Ces quelques lignes condensent une erreur méthodologique si répandue qu’elle en devient presque invisible, comme ces lunettes que l’on porte et que l’on finit par oublier : cette prétention à saisir une « logique globale », à s’élever « au-delà de la pluralité des productions », à identifier un « style artistique homogène ». Ne percevons-nous pas, dans cette ambition totalisante, la tentation d’un surplomb théorique qui, pour mieux embrasser son objet, finit par le dissoudre dans l’abstraction ?

Car cette approche suppose qu’il faudrait dépasser les œuvres singulières, ces productions concrètes qui nous affectent, pour découvrir la logique unique qui gouvernerait la totalité de l’art. La multiplicité irréductible des œuvres doit être schématisée, conceptualisée ; le divers doit être rassemblé dans l’unité du concept. Et ainsi, paradoxalement, on tient pour négligeables les œuvres elles-mêmes, ces événements sensibles qui constituent pourtant l’expérience première et fondatrice de tout rapport à l’art. On leur préfère une idée homogène, un concept unitaire qui, par sa généralité même, manque nécessairement ce qui fait la puissance singulière de chaque création.
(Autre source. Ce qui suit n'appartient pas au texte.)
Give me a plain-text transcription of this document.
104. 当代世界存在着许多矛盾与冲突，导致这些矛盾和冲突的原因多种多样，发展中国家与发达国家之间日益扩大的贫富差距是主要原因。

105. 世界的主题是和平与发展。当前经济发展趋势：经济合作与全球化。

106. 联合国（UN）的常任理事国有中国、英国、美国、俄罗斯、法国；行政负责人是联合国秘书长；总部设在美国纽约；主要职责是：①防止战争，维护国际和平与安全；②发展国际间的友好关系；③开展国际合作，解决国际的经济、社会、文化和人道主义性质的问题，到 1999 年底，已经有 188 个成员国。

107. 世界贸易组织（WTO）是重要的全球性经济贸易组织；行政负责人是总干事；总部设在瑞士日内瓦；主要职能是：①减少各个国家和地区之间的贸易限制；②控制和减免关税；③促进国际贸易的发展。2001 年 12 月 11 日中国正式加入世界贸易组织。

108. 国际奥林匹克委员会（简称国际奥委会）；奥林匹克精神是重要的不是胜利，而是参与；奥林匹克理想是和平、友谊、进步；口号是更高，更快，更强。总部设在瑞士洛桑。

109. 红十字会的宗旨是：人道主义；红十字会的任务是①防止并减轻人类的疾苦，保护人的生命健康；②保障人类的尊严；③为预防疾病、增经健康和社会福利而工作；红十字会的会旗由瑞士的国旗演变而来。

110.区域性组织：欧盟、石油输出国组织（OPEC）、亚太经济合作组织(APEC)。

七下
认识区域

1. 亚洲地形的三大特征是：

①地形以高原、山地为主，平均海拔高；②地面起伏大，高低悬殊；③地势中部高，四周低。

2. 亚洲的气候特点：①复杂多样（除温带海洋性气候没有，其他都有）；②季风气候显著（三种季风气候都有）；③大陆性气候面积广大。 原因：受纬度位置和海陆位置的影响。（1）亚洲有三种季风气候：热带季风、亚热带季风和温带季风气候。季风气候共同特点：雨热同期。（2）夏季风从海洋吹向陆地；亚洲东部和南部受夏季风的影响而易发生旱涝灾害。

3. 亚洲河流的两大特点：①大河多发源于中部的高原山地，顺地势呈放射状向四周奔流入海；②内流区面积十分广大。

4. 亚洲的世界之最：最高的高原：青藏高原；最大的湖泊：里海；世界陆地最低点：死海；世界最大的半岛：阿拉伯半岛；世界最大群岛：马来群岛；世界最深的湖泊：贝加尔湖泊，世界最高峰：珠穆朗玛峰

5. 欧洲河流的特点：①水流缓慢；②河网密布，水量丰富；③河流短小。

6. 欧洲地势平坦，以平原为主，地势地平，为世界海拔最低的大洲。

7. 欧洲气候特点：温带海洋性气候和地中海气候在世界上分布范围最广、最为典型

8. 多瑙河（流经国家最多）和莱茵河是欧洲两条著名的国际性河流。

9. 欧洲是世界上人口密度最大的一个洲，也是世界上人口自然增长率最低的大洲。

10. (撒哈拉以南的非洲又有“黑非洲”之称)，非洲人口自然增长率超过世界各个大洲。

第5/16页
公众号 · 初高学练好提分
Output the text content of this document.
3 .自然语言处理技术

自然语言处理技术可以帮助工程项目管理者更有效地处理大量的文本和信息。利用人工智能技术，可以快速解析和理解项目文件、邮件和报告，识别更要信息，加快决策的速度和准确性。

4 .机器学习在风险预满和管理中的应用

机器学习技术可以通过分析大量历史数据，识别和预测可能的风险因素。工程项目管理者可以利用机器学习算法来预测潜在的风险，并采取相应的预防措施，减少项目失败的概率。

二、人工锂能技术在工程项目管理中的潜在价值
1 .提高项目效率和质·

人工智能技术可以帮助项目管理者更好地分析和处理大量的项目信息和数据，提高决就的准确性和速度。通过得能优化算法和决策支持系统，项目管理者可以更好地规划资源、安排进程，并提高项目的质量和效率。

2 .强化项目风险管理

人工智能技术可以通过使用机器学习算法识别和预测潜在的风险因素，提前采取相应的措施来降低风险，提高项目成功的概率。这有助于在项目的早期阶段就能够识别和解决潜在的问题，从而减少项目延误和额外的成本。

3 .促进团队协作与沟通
Je me souviens de cette exposition où cohabitaient une vidéo documentaire sur les migrants, une installation sonore immersive, une performance participative et une peinture abstraite monumentale : comment une « logique globale » pourrait-elle rendre justice à cette hétérogénéité radicale sans la réduire, sans l’appauvrir ? Cette approche théorique, qui hiérarchise de façon univoque l’extension et la définition, qui soumet le multiple à l’un, occulte un fait essentiel : dans l’histoire de l’art moderne et contemporain, c’est l’extension qui met au défi la définition. C’est parce que des œuvres singulières sont venues bousculer les cadres établis que nos définitions de l’art n’ont cessé de muter, d’être repoussées, transformées, réinventées.

Soumettre ainsi les œuvres au concept, n’est-ce pas non seulement prendre le problème à l’envers, mais aussi ne laisser aucune place à ce qui, dans chaque œuvre, excède toute catégorisation ? N’est-ce pas ignorer que l’art, comme concept et unité, n’a peut-être de sens qu’à travers la divergence toujours renouvelée entre les singularités artistiques et les attentes des différents protagonistes du monde de l’art ? Le raisonnement tourne en boucle parce qu’il y a confusion entre l’objet recherché (l’unité du concept) et la méthode utilisée (l’unité du concept). Le résultat ne se fait pas attendre : on efface purement et simplement l’art en tant qu’ensemble d’œuvres individuelles qui ne sont pas réductibles à des représentations d’une idée discursive.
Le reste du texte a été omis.